La materia dei danni non patrimoniali causati da disservizi telefonici ha riscosso non pochi successi nella giurisprudenza italiana più recente.
In primis, l’enorme risonanza si deve a quella suscitata dalla nota categoria del danno cd. «esistenziale», che oggi trova accoglimento presso l’unanime giurisprudenza (Cass. 12 maggio 2003 nn. 7281, 7282 e 7283, id., 31 maggio 2003, nn. 8827 e 8828, Corte Cost. 13 – 28 gennaio 2003 [ord.], 11 luglio 2003 n. 233; conff., Giud. pace Cesena 23 gennaio 2005, Giud. pace Chioggia 21 febbraio 2004, Giud. pace Napoli 26 febbraio 2004, Giud. pace Bari 22 dicembre 2003, Giud. pace Portici 7 novembre 2003, 20 ottobre 2003, Giud. pace Napoli, 22 settembre 2003, Giud. pace Roma, 12 maggio 2003, id., 11 luglio 2003).
In proposito, come si legge in una recente sentenza della S.C., il danno in parola viene in rilievo tutte le volte che sia lesa:
«. . . la libera e piena esplicazione delle attività realizzatrici della persona umana. . .; non consiste . . . in meri “dolori e sofferenze”, ma deve aver determinato “concreti cambiamenti, in senso peggiorativo, della qualità della vita”» (così, Cass. 12 giugno 2006 n. 13546).
Ciò perchè, si prosegue, il detto danno comprende:
« . . . ogni pregiudizio (di natura non meramente emotiva ed interiore, ma oggettivamente accertabile) provocato sul fare areddituale del soggetto, che alteri le sue abitudini e gli assetti relazionali propri, inducendolo a scelte di vita diverse quanto alla espressione e realizzazione della sua personalità nel mondo esterno . . .» (Cass. 24 marzo 2006, n. 6572).

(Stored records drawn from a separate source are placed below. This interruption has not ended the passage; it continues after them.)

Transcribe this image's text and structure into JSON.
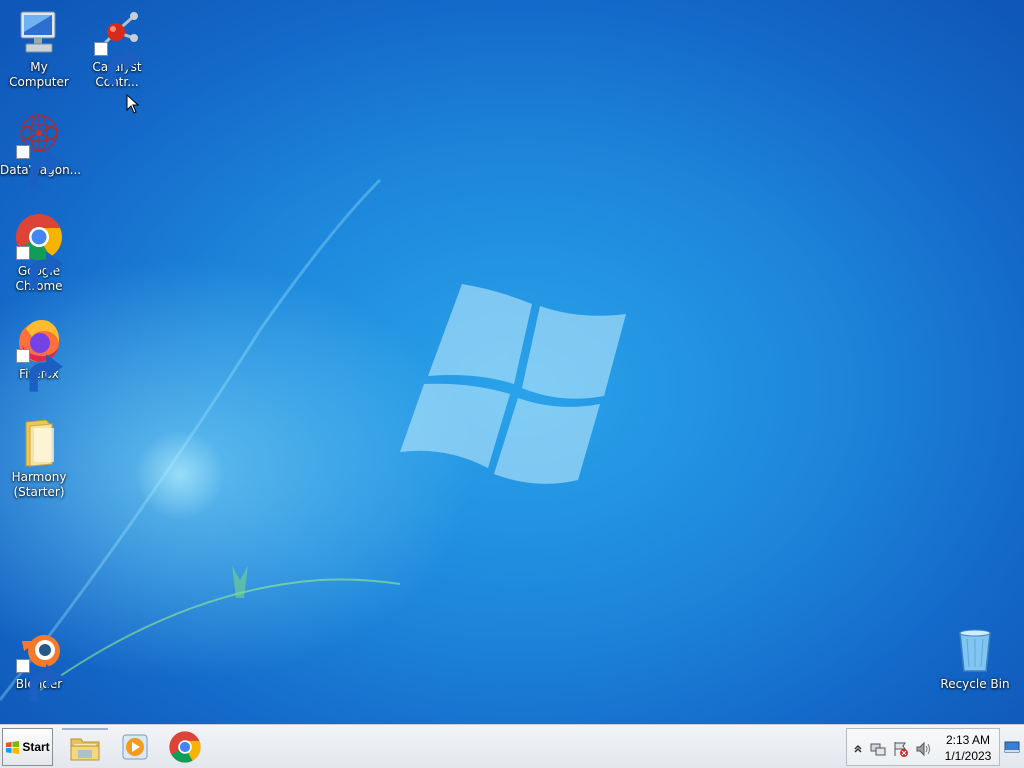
{
  "desktop": {
    "icons": [
      {
        "label": "My Computer",
        "icon": "computer-icon",
        "shortcut": false
      },
      {
        "label": "Catalyst Contr...",
        "icon": "catalyst-icon",
        "shortcut": true
      },
      {
        "label": "DataWagon...",
        "icon": "datawagon-icon",
        "shortcut": true
      },
      {
        "label": "Google Chrome",
        "icon": "chrome-icon",
        "shortcut": true
      },
      {
        "label": "Firefox",
        "icon": "firefox-icon",
        "shortcut": true
      },
      {
        "label": "Harmony (Starter)",
        "icon": "folder-icon",
        "shortcut": false
      },
      {
        "label": "Blender",
        "icon": "blender-icon",
        "shortcut": true
      },
      {
        "label": "Recycle Bin",
        "icon": "recycle-bin-icon",
        "shortcut": false
      }
    ]
  },
  "taskbar": {
    "start_label": "Start",
    "pinned": [
      {
        "name": "file-explorer",
        "icon": "folder-icon"
      },
      {
        "name": "media-player",
        "icon": "media-player-icon"
      },
      {
        "name": "google-chrome",
        "icon": "chrome-icon"
      }
    ],
    "tray": {
      "icons": [
        "show-hidden-icon",
        "network-icon",
        "action-center-icon",
        "volume-icon"
      ],
      "time": "2:13 AM",
      "date": "1/1/2023"
    }
  },
  "colors": {
    "wallpaper": "#1d86db",
    "taskbar": "#eceff2"
  }
}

In estrema sintesi, l’intima connessione del danno esistenziale con i valori costituzionali (sulla quale ha insistito anche Corte Cost., sent. 233/2003 cit.), comporta che esso, al di fuori di ipotesi normative tipizzate, trovi il suo riconoscimento implicito nella clausola generale dell’art. 2 Cost., riconosciuto vera e propria fonte normativa «aperta» di tutela dei diritti fondamentali della persona. In dottrina, esso è stato efficacemente sintetizzato nel «non poter più fare ciò che l’illecito ha impedito e nel dover fare ciò che l’illecito ha necessitato» (in tal senso, espressamente, Di Marzio, Il danno esistenziale nella giurisprudenza di merito e di legittimità, Il Merito, Milano, 2004, fasc. 6, 3).
Dal suo canto, la giurisprudenza di merito italiana – in special modo quella del Giudice di pace – è apparsa, sensibile al riconoscimento di tale tipo di pregiudizio, giungendo ad individuare, in vicende del vivere quotidiano, le cc. dd. «microesistenziali», che rilevano se e quando venga lesa, in modo non irreparabile, la sfera emotiva ed emozionale del soggetto, provocandone risentimenti di stress, irritazione et similia.
Sul punto, leggasi la recentissima Giud. pace Roma, 11 luglio 2003, che concerne proprio un caso di ritardata attivazione del servizio da parte di un operatore di telefonia (allegato n. 10 al fascicolo di parte):
«La ritardata attivazione del servizio telefonico è un inadempimento contrattuale da cui deriva un danno esistenziale, consistente non solo nell’impossibilità di disporre subito del servizio, ma anche nei disagi che l’utente deve affrontare sia per provvedere diversamente sia per sollecitare la società ad adempiere».
In conclusione, la legittimità di un danno esistenziale ha trovato accoglimento altresì nell’art. 7.4.2. dei cc.dd. Principi Unidroit dei contratti commerciali internazionali 2004, che expressis verbis codifica, al comma 2, il cd. danno non patrimoniale da inadempimento contrattuale.
Questa la norma Unidroit
(1) Il creditore ha diritto al risarcimento integrale del danno subito in conseguenza dell’inadempimento. Il danno comprende sia ogni perdita sofferta che ogni mancato guadagno, tenuto conto dei vantaggi economici che il creditore ha ottenuto evitando spese e danni.
(2) Il danno può essere di natura non patrimoniale e comprende, per esempio, la sofferenza fisica e morale.